Pregnenolone succinate

Clinical data
- Trade names: Panzalone, Formula 405
- Other names: Pregnenolone hemisuccinate; Pregn-5-en-3β-ol-20-one 3β-(hydrogen succinate)
- Routes of administration: Topical

Identifiers
- IUPAC name 4-[[(3S,8S,9S,10R,13S,14S,17S)-17-Acetyl-10,13-dimethyl-2,3,4,7,8,9,11,12,14,15,16,17-dodecahydro-1H-cyclopenta[a]phenanthren-3-yl]oxy]-4-oxobutanoic acid;
- CAS Number: 4598-67-8;
- PubChem CID: 10070529;
- ChemSpider: 8246069;
- UNII: 6LN4W6JJK6;
- KEGG: D05604;
- ChEMBL: ChEMBL2105373;
- CompTox Dashboard (EPA): DTXSID40196673 ;
- ECHA InfoCard: 100.022.728

Chemical and physical data
- Formula: C_{25}H_{36}O_{5}
- Molar mass: 416.558 g·mol^{−1}
- 3D model (JSmol): Interactive image;
- SMILES CC(=O)[C@H]1CC[C@@H]2[C@@]1(CC[C@H]3[C@H]2CC=C4[C@@]3(CC[C@@H](C4)OC(=O)CCC(=O)O)C)C;
- InChI InChI=1S/C25H36O5/c1-15(26)19-6-7-20-18-5-4-16-14-17(30-23(29)9-8-22(27)28)10-12-24(16,2)21(18)11-13-25(19,20)3/h4,17-21H,5-14H2,1-3H3,(H,27,28)/t17-,18-,19+,20-,21-,24-,25+/m0/s1; Key:OZZAYJQNMKMUSD-DMISRAGPSA-N;

= Pregnenolone succinate =

Chemical compound

Pregnenolone succinate (USAN; brand names Panzalone, Formula 405; also known as pregnenolone hemisuccinate or pregn-5-en-3β-ol-20-one 3β-(hydrogen succinate)) is a synthetic pregnane steroid and an ester of pregnenolone which is described as a glucocorticoid and anti-inflammatory drug and has been patented and marketed as a topical medication in the form of a cream for the treatment of allergic, pruritic, and inflammatory dermatitis.

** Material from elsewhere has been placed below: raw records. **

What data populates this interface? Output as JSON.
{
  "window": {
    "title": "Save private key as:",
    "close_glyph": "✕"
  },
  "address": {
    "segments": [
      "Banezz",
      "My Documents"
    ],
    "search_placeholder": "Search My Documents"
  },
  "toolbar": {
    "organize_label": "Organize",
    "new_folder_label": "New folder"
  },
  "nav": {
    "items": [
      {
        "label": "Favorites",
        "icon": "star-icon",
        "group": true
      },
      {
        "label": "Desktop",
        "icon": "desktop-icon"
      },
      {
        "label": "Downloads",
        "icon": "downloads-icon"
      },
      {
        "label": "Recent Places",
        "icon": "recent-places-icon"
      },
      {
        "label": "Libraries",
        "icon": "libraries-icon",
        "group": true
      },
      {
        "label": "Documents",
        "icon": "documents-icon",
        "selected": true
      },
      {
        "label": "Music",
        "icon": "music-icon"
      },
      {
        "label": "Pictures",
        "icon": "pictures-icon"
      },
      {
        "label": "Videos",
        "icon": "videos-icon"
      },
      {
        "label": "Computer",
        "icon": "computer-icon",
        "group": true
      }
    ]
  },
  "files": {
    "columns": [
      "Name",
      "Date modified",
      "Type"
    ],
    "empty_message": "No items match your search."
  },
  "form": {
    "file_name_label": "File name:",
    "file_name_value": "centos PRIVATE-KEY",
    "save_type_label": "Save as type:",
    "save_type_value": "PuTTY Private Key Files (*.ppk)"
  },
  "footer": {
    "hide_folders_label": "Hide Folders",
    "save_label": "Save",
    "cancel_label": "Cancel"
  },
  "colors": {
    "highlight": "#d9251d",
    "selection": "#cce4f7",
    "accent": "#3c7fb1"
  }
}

It has also been described as a non-hormonal sterol, having neurosteroid activity, and forming a progesterone analogue via dehydrogenation.

In addition to its glucocorticoid effects, pregnenolone succinate has been found to act as a negative allosteric modulator of the GABA_{A} receptor and a positive allosteric modulator of the NMDA receptor similarly to pregnenolone sulfate.